BoA, Deutsche Bank Forecasts
Tax Cuts to Drive Economy
US Stock Market Expected to Remain Strong
S&P 500 Average Target 6508
Inflation Reignition a Possible Variable
This year, due to the pro-business policies of the second term of the Donald Trump administration, such as deregulation and tax cuts, as well as the Red Sweep (Republicans controlling both the executive and legislative branches), the U.S. economy is expected to achieve a solid growth rate exceeding 2%. As a result, the prevailing outlook is that the U.S. stock market boom and strong dollar trend will continue this year. However, the possibility of inflation intensification due to Donald Trump's threats of imposing tariffs and deporting illegal immigrants is identified as a variable for U.S. economic growth.
Strong U.S. Growth Expected This Year
On the 2nd, after compiling this year's U.S. Gross Domestic Product (GDP) growth forecasts from various institutions, Bank of America (BoA) and Truist Wealth projected 2.5%, Apollo Global Management 2.3%, and Deutsche Bank 2.2?2.5%. Although this is a slowdown compared to the International Monetary Fund (IMF)'s last year's GDP growth forecast (2.8%), it remains much higher than the major Group of Seven (G7) countries such as Japan and France (1.1%), and the United Kingdom (1.5%).
Trump's America First policy, tax cuts, and encouragement of mergers and acquisitions (M&A) are expected to drive the U.S. economy. In particular, with the Republican Party controlling the White House and both houses of Congress, the likelihood of extending the Tax Cuts and Jobs Act (TCJA), which is set to expire this year, has increased, which is expected to greatly aid corporate growth. The TCJA, passed during Trump's first administration in 2017, primarily lowered the corporate tax rate from 35% to 21%, and Trump pledged during his presidential campaign to extend this law and further reduce the rate to 15%.
Comerica, a mid-sized U.S. bank, stated, “Such tax cut policies will increase household disposable income and corporate profits,” adding, “This will lead to a virtuous cycle of consumer spending and employment.”
Stock Market Booming... Inflation as a Variable
Accordingly, the dominant view is that the U.S. stock market will continue its boom this year. The average year-end target for the S&P 500 index from 26 financial institutions is 6508, indicating a potential increase of 10.65% compared to last year's closing price. The most bullish forecast came from Oppenheimer at 7100, followed by Evercore ISI at 6800. Goldman Sachs, Morgan Stanley, Citigroup, and JP Morgan all projected 6500. Evercore ISI expects the AI boom, which was the growth driver of last year's U.S. stock market, to continue this year and lead the upward trend.

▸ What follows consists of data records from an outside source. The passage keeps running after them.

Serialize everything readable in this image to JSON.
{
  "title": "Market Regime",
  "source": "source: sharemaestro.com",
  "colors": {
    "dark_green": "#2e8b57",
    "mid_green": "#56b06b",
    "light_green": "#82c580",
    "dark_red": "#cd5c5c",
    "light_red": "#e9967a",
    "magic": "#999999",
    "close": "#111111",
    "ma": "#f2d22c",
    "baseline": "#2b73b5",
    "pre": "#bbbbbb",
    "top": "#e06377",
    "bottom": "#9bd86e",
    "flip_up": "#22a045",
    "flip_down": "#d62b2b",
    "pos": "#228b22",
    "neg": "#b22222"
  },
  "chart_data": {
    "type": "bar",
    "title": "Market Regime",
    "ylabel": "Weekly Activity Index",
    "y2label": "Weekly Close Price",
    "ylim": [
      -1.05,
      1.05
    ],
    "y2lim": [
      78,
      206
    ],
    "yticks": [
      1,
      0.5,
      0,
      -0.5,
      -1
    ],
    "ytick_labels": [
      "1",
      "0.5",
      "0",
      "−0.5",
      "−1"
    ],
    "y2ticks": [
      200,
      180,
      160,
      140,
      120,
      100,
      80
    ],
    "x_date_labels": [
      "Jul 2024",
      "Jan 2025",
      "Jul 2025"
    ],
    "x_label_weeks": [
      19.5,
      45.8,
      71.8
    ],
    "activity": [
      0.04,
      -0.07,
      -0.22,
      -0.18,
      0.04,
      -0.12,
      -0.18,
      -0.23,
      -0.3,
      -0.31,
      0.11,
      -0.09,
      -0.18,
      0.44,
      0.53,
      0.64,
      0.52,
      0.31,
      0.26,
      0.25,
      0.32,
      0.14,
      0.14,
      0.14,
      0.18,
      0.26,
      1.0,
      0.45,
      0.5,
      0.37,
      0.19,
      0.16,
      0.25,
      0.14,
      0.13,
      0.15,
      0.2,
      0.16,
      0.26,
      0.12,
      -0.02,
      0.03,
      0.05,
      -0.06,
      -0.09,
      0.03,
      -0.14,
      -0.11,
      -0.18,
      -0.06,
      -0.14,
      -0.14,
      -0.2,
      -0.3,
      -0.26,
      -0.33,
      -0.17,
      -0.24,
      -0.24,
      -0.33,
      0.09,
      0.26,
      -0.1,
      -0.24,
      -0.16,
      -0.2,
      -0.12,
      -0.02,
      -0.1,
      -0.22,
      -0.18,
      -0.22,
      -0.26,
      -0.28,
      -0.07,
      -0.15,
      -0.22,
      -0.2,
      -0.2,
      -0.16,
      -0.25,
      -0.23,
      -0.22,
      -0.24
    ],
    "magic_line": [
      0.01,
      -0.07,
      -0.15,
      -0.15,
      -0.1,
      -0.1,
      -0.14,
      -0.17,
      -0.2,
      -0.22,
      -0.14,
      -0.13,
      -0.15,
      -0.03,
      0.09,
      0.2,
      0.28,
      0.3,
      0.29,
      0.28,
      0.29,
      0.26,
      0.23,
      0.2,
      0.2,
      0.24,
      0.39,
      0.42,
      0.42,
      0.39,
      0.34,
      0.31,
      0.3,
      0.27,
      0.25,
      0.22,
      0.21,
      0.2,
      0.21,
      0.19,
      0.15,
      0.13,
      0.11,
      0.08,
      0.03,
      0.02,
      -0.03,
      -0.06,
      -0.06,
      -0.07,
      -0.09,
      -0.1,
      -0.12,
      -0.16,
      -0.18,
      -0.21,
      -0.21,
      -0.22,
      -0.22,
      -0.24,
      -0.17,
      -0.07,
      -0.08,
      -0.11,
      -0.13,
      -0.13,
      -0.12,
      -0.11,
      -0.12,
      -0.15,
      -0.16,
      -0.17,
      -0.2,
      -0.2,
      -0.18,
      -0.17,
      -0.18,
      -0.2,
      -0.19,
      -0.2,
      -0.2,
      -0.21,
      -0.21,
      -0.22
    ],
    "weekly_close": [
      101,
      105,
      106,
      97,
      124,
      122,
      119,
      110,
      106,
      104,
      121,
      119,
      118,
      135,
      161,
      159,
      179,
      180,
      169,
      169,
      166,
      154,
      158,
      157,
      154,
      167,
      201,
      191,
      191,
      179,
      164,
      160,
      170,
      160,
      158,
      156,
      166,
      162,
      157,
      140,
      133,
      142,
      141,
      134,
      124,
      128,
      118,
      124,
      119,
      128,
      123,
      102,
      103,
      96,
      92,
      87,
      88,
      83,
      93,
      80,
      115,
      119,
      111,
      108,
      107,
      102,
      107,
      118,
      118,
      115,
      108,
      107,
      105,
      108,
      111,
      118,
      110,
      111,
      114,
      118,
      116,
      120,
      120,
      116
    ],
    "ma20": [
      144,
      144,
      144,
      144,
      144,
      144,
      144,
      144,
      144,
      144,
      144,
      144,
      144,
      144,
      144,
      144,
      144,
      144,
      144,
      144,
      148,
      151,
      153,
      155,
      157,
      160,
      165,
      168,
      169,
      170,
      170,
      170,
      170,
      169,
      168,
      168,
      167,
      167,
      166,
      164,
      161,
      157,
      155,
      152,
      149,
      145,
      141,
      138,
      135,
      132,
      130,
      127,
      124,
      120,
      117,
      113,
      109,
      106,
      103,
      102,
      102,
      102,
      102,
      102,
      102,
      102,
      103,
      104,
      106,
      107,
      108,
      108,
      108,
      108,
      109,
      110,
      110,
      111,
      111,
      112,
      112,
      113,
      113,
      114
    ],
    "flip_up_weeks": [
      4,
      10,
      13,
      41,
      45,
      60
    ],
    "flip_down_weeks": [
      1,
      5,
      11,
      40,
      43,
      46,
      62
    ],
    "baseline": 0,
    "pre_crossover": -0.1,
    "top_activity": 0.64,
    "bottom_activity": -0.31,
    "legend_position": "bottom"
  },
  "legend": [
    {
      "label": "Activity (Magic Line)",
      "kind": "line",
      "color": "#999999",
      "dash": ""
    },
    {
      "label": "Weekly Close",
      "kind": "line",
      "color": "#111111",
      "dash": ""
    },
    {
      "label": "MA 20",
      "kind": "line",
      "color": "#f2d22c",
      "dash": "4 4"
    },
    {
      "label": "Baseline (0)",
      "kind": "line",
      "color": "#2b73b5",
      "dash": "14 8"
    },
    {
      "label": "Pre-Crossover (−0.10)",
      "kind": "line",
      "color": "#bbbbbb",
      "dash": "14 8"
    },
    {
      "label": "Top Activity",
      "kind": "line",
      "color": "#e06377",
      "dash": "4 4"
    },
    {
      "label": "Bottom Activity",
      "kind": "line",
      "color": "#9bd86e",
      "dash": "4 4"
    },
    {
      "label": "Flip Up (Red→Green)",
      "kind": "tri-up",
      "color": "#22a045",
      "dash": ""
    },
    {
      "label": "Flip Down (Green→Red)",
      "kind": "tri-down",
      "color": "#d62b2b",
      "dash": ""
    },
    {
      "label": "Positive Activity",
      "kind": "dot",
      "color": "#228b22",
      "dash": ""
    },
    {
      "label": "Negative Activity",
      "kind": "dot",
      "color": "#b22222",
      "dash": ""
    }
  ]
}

However, the possibility of inflation reigniting due to policy uncertainties such as illegal immigrant deportations and tariffs is considered a variable for economic growth. Vanguard predicts that the U.S. core Consumer Price Index (CPI) will remain above 2.5% throughout this year, while Ned Davis Research forecasts a range of 2.75?3.25%. National West recently raised its forecast for the Personal Consumption Expenditures (PCE) price index to 2.4%?3.2% this year.
TD Securities expressed concern, stating, “Tariffs and immigration policies in the U.S. could raise inflation by nearly 1 percentage point through early 2026, ultimately burdening growth and significantly impacting monetary policy.” Bel Air Investment noted, “The combination of tariffs, stricter immigration regulations, and onshoring could lead to higher inflation in the future.” However, UBS offered a different view, saying, “U.S. growth will offset the tariff impact on Chinese and European imports thanks to deregulation and improved corporate confidence.”
BNP Paribas: “Possibility of Holding Interest Rates Steady Throughout the Year”
Some believe the Fed may slow the pace of interest rate cuts. The Fed projected a year-end interest rate of 3.9% in its dot plot updated on the 18th of last month. While many investment banks generally expect rates to remain at this level, BNP Paribas warned, “Due to increased uncertainty and inflationary pressures this year, the Fed may hold interest rates steady throughout 2025.”
As a result, the U.S. Treasury market, which experienced a boom last year, is likely to face a downturn this year. Regarding the year-end forecast for the 10-year U.S. Treasury yield, Comerica projected an average of 4.25?4.75%, and Wells Fargo forecast 4.5?5%. Considering the current 10-year yield is around 4.573%, this suggests room for upward movement. When bond yields rise, bond prices fall.
However, Jefferies assessed that concerns over Trump's tariff threats are overly exaggerated. Trump pledged to impose a universal 10% tariff on all imports, but this is expected to be used more as a measure to reduce the U.S. trade deficit rather than being fully implemented.
Trump's protectionist trade policies are expected to sustain the strong dollar for the time being. Bloomberg reported, “Several institutions have predicted that the euro could fall to parity (1 euro = 1 dollar), meaning a decline in the euro's value and a rise in the dollar.” The euro has only broken parity twice, in 2002 and 2022.